El canónigo miraba con gesto sombrío a Juana mientras iba hacia la puerta.
—Olvida a la niña, esposo —le dijo Gudrun para distraerlo—. No tiene importancia. No desesperes; recuerda que todavía tienes otro hijo.
Fue en
Aranmanoth
, el mes de la cosecha del trigo, durante el otoño de su noveno año, cuando Juana conoció a Esculapio. Se había detenido en el
grubenhaus
del canónigo, camino de Maguncia, donde iba a ejercer de maestro en la escuela de la catedral.
—¡Bienvenido, señor, bienvenido! —lo saludó el padre de Juana con entusiasmo—. Nos alegramos de que hayas llegado sin contratiempos. Espero que el viaje no haya sido demasiado difícil. —Con una inclinación de cabeza señaló al invitado el interior de la casa—. Ven a refrescarte. ¡Gudrun! ¡Trae vino! Haces un gran honor a mi humilde morada con tu presencia, señor. —Por el comportamiento de su padre, Juana comprendió que Esculapio era un sabio de cierto renombre e importancia.
Era griego e iba vestido al modo bizantino. Su buena clámide de lino blanco estaba sujeta con un simple broche de metal y cubierta con una larga capa azul, bordada con un hilo de plata. Llevaba el cabello corto, como un campesino, y pegado al cráneo con aceite. A diferencia de su padre, que se afeitaba al modo del clero franco, Esculapio llevaba una barba poblada y larga, blanca como su cabello.
Cuando el padre la llamó para presentarla, ella sufrió un ataque de timidez y se plantó con torpeza frente al extraño, con los ojos fijos en el entramado de sus sandalias. Finalmente intervino el canónigo y la mandó a ayudar a su madre a preparar la cena.
Cuando se sentaron a la mesa, el canónigo habló.
—Tenemos la costumbre de leer un pasaje del Libro Sagrado antes de compartir la comida. ¿Nos harías el honor de leer esta noche?
—Muy bien —dijo Esculapio sonriendo.

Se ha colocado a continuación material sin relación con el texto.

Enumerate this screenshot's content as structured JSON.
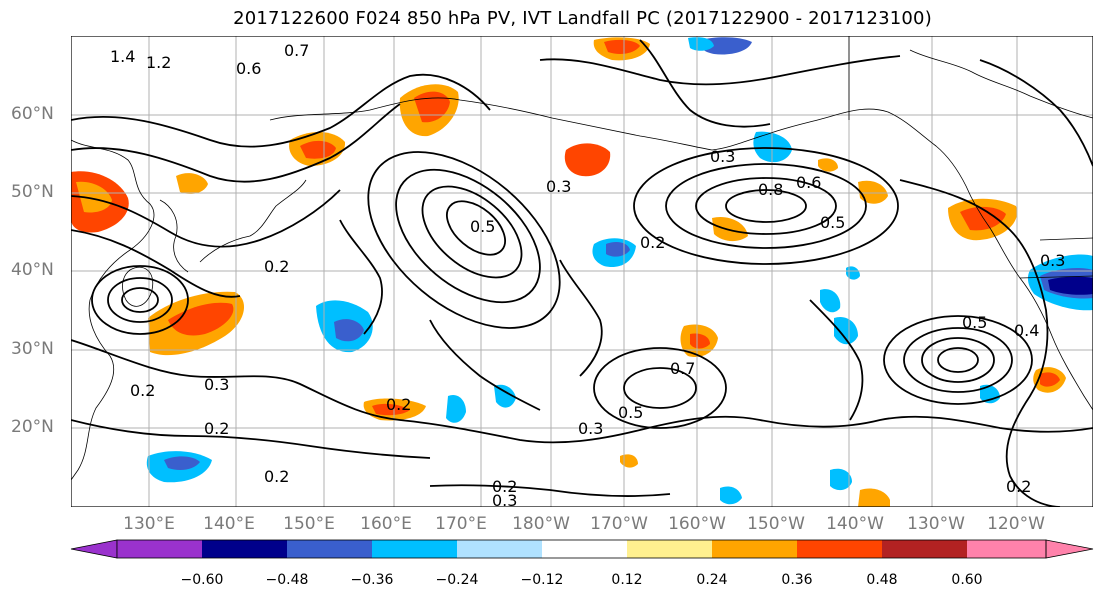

Con cuidado abrió las tapas de madera y volvió las frágiles hojas de pergamino—. El texto es del Eclesiastés.
Omnia tempus habent, et momentum suum cuique negotio sub caelo…
Juana nunca había oído pronunciar el latín de modo tan hermoso. La pronunciación de aquel hombre era distinta: las palabras no se fundían unas con otras, al estilo galo: cada una era redondeada y distinta, como gotas de una lluvia clara. «Para todo hay un tiempo, un momento para cada asunto bajo el cielo. Un tiempo para nacer y un tiempo para morir; un tiempo para plantar y un tiempo para cosechar lo que se ha plantado…» Juana había oído a su padre leer el mismo pasaje muchas veces, pero en la voz de Esculapio le encontraba una belleza que antes no había imaginado.

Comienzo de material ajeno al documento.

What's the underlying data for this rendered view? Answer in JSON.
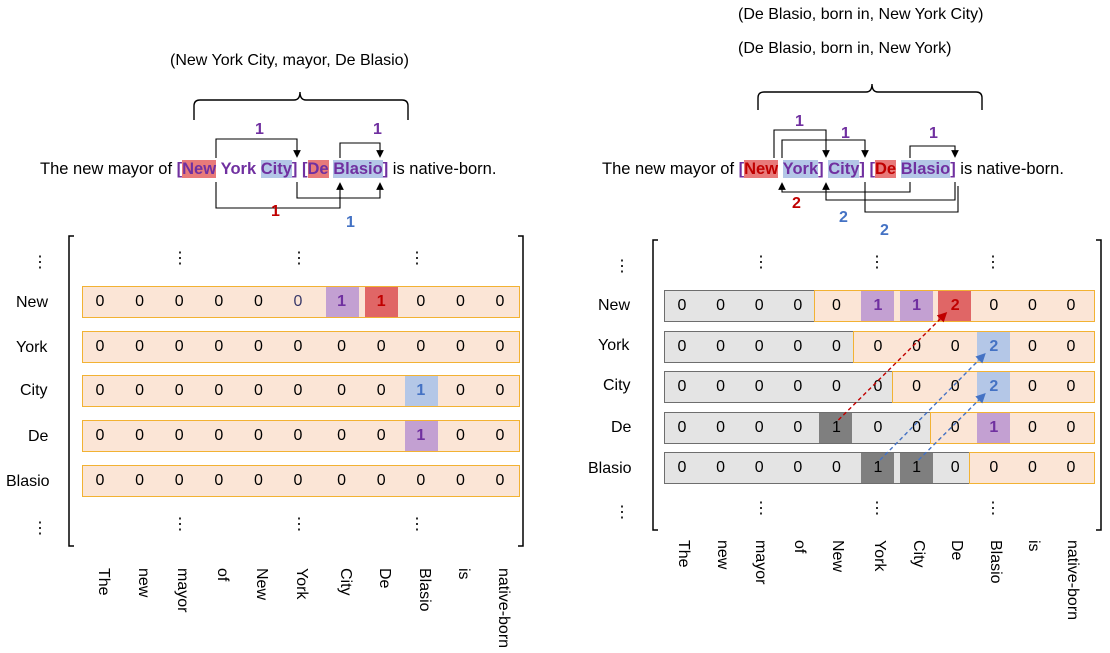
{
  "left": {
    "triple": "(New York City, mayor, De Blasio)",
    "sentence": {
      "prefix": "The new mayor of ",
      "tokens": [
        "[",
        "New",
        "York",
        "City",
        "]",
        "[",
        "De",
        "Blasio",
        "]"
      ],
      "suffix": " is native-born."
    },
    "arc_labels": [
      "1",
      "1",
      "1",
      "1"
    ],
    "row_labels": [
      "New",
      "York",
      "City",
      "De",
      "Blasio"
    ],
    "col_labels": [
      "The",
      "new",
      "mayor",
      "of",
      "New",
      "York",
      "City",
      "De",
      "Blasio",
      "is",
      "native-born"
    ],
    "matrix": [
      [
        "0",
        "0",
        "0",
        "0",
        "0",
        "0",
        "1",
        "1",
        "0",
        "0",
        "0"
      ],
      [
        "0",
        "0",
        "0",
        "0",
        "0",
        "0",
        "0",
        "0",
        "0",
        "0",
        "0"
      ],
      [
        "0",
        "0",
        "0",
        "0",
        "0",
        "0",
        "0",
        "0",
        "1",
        "0",
        "0"
      ],
      [
        "0",
        "0",
        "0",
        "0",
        "0",
        "0",
        "0",
        "0",
        "1",
        "0",
        "0"
      ],
      [
        "0",
        "0",
        "0",
        "0",
        "0",
        "0",
        "0",
        "0",
        "0",
        "0",
        "0"
      ]
    ],
    "ellipsis": "⋮"
  },
  "right": {
    "triples": [
      "(De Blasio, born in, New York City)",
      "(De Blasio, born in, New York)"
    ],
    "sentence": {
      "prefix": "The new mayor of ",
      "suffix": " is native-born."
    },
    "arc_labels": [
      "1",
      "1",
      "1",
      "2",
      "2",
      "2"
    ],
    "row_labels": [
      "New",
      "York",
      "City",
      "De",
      "Blasio"
    ],
    "col_labels": [
      "The",
      "new",
      "mayor",
      "of",
      "New",
      "York",
      "City",
      "De",
      "Blasio",
      "is",
      "native-born"
    ],
    "matrix": [
      [
        "0",
        "0",
        "0",
        "0",
        "0",
        "1",
        "1",
        "2",
        "0",
        "0",
        "0"
      ],
      [
        "0",
        "0",
        "0",
        "0",
        "0",
        "0",
        "0",
        "0",
        "2",
        "0",
        "0"
      ],
      [
        "0",
        "0",
        "0",
        "0",
        "0",
        "0",
        "0",
        "0",
        "2",
        "0",
        "0"
      ],
      [
        "0",
        "0",
        "0",
        "0",
        "1",
        "0",
        "0",
        "0",
        "1",
        "0",
        "0"
      ],
      [
        "0",
        "0",
        "0",
        "0",
        "0",
        "1",
        "1",
        "0",
        "0",
        "0",
        "0"
      ]
    ],
    "ellipsis": "⋮"
  },
  "colors": {
    "purple": "#7030a0",
    "red": "#c00000",
    "blue": "#4472c4",
    "cell_purple": "#c3a0d2",
    "cell_red": "#e06666",
    "cell_blue": "#b4c7e7",
    "cell_dark": "#7f7f7f",
    "row_fill": "#fbe5d6",
    "row_border": "#f2b233",
    "gray_fill": "#e4e4e4"
  }
}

Cuando hubo terminado, Esculapio cerró el libro.
—Un excelente ejemplar —le dijo con admiración al canónigo—. Escrito con buena letra. Debes de haberlo traído de Inglaterra; he oído que el arte todavía florece allí. Es raro en los días que corren encontrar un manuscrito tan libre de barbarismos gramaticales.
El canónigo se ruborizó de placer.
—Había muchos semejantes en la biblioteca de Lindisfarne. Éste me fue confiado por el obispo cuando me envió a la misión en Sajonia.